Он быстро вышел, оставив меня, как ты можешь догадаться, в весьма тревожном душевном состоянии.
Я сразу ощутил отвращение ко всей этой затее. Что-то мерзкое было в идее превратить меня в скользкий шарик, лежащий в воде, пусть при мне и останутся мои умственные способности. Это было чудовищно, непристойно, отвратительно. Еще меня беспокоило чувство беспомощности, которое я должен буду испытывать, как только Лэнди поместит меня в сосуд. Оттуда уже нет пути назад, невозможно ни протестовать, ни пытаться что-либо объяснить. Я буду в их руках столько, сколько они смогут поддерживать меня живым.
А если, скажем, я не выдержу? Если мне будет ужасно больно? Вдруг я впаду в истерику?
Ног у меня не будет, чтобы убежать. Голоса не будет, чтобы закричать. Ничего не будет. Мне останется лишь ухмыльнуться и терпеть все это последующие два столетия.
Да и ухмыльнуться-то я не смогу — у меня ведь не будет рта.
В этот момент любопытная мысль поразила меня. Разве человек, у которого ампутировали ногу, не страдает частенько от иллюзии, будто нога у него есть? Разве не говорит он сестре, что пальцы, которые у него отрезали, безумно чешутся, и всякое такое?.. Не будет ли страдать от подобной иллюзии и мой мозг в отношении моего тела? В таком случае на меня нахлынут мои старые боли, и я даже не смогу принять аспирин, чтобы облегчить страдания.
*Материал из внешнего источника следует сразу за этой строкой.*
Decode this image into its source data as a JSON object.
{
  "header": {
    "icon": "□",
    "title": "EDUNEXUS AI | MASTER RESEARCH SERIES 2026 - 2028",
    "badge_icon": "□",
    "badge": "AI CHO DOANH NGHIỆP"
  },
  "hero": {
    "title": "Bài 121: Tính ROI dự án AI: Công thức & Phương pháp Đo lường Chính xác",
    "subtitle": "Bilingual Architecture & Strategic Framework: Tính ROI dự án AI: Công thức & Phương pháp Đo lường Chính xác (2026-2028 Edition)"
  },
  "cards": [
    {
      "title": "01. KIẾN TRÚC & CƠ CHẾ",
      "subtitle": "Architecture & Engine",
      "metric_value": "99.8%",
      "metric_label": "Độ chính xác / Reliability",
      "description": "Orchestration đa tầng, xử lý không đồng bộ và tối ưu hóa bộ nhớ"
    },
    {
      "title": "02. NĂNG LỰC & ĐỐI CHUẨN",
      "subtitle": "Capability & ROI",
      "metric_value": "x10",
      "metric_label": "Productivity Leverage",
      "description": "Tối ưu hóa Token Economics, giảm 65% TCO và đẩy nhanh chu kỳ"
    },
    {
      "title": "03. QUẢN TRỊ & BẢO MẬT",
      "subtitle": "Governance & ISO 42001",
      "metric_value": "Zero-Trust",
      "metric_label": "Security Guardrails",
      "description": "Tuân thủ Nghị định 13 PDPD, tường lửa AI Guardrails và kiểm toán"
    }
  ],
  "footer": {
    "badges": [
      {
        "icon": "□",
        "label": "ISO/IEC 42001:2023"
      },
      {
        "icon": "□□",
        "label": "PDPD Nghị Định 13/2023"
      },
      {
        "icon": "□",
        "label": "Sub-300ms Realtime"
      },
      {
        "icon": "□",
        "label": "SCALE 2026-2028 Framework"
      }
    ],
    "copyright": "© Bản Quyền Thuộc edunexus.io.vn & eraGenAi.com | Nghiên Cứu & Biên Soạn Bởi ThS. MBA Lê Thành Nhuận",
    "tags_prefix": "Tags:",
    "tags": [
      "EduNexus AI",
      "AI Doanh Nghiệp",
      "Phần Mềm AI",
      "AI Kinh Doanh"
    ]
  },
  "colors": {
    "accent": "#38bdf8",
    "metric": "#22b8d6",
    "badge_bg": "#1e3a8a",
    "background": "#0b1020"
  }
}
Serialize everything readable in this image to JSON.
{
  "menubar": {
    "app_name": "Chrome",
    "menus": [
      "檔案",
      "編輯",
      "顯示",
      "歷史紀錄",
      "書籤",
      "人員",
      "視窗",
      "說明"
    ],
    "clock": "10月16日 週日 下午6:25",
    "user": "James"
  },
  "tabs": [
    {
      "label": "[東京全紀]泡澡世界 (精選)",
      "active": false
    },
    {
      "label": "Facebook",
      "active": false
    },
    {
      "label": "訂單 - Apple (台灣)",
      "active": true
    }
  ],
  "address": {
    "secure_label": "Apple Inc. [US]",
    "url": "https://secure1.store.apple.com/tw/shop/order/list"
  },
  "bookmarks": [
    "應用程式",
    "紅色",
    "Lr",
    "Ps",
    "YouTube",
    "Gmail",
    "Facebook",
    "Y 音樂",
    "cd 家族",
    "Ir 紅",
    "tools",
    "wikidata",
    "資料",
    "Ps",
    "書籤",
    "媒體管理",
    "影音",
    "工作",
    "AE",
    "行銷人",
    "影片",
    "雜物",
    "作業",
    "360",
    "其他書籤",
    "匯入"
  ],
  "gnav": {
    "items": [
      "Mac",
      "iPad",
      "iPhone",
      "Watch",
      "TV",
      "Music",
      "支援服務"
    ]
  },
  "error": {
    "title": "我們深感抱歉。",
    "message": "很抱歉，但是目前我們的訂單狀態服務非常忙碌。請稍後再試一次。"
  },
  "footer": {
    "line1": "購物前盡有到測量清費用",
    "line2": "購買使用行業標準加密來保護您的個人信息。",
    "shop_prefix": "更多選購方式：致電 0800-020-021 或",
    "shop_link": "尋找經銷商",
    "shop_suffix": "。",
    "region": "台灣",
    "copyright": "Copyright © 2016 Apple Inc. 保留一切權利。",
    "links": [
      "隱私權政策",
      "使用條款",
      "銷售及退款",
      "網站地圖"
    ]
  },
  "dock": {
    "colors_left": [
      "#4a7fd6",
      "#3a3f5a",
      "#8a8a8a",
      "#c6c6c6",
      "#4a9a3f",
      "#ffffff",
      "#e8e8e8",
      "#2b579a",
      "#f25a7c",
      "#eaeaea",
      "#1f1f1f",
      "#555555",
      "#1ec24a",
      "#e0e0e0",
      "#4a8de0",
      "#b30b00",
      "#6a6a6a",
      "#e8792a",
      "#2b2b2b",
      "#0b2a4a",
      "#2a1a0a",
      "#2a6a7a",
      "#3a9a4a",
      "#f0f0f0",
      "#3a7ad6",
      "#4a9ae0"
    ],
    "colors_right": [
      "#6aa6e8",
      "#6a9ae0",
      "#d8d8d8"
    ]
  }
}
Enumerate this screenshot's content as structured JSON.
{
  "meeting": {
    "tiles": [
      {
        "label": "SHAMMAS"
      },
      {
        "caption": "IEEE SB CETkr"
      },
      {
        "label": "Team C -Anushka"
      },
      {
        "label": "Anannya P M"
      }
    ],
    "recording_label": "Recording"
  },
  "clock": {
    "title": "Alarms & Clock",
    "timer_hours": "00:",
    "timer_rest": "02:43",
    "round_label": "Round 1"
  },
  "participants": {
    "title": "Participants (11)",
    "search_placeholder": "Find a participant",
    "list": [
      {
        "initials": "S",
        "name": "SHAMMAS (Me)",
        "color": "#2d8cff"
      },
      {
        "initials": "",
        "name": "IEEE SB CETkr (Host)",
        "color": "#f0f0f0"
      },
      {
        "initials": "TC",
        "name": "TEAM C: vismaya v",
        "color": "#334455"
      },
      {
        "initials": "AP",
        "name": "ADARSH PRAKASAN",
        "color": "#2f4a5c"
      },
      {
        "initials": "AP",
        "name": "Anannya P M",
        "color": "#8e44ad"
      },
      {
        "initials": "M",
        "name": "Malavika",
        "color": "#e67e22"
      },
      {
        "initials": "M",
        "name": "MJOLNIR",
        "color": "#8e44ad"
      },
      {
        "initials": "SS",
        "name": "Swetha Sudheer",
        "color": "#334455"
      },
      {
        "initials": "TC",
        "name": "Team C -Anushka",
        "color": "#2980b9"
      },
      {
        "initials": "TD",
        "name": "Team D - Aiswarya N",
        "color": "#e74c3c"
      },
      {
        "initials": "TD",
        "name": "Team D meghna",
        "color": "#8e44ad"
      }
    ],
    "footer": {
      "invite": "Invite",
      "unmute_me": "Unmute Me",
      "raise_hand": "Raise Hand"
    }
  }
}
В какой-то момент я, быть может, воображу, будто ногу у меня свело мучительной судорогой или же скрутило живот, а спустя несколько минут я, пожалуй, запросто решу, будто мой бедный мочевой пузырь — ведь ты меня знаешь — так наполнился, что, если я немедленно не освобожу его, он лопнет.
Прости меня, Господи.
Я долго лежал, терзаемый ужасными мыслями. Потом совершенно неожиданно, где-то около полудня, настроение мое начало меняться. Я поймал себя на том, что рассматриваю предложение Лэнди в более разумном свете. В конце концов, спросил я себя, разве не утешительно думать, что мой мозг необязательно умрет и исчезнет через несколько недель? Еще как утешительно. Я весьма горжусь своим мозгом. Он чувствительный, ясный и хранит громадный объем информации, и еще он способен выдавать впечатляющие оригинальные теории. Что до мозгов вообще, то мой чертовски хорош… Что же до моего тела, моего бедного старого тела, которое Лэнди хочет выбросить, — что ж, даже ты, моя дорогая Мэри, должна будешь согласиться со мной — в нем нет ничего такого, что стоило бы сохранить.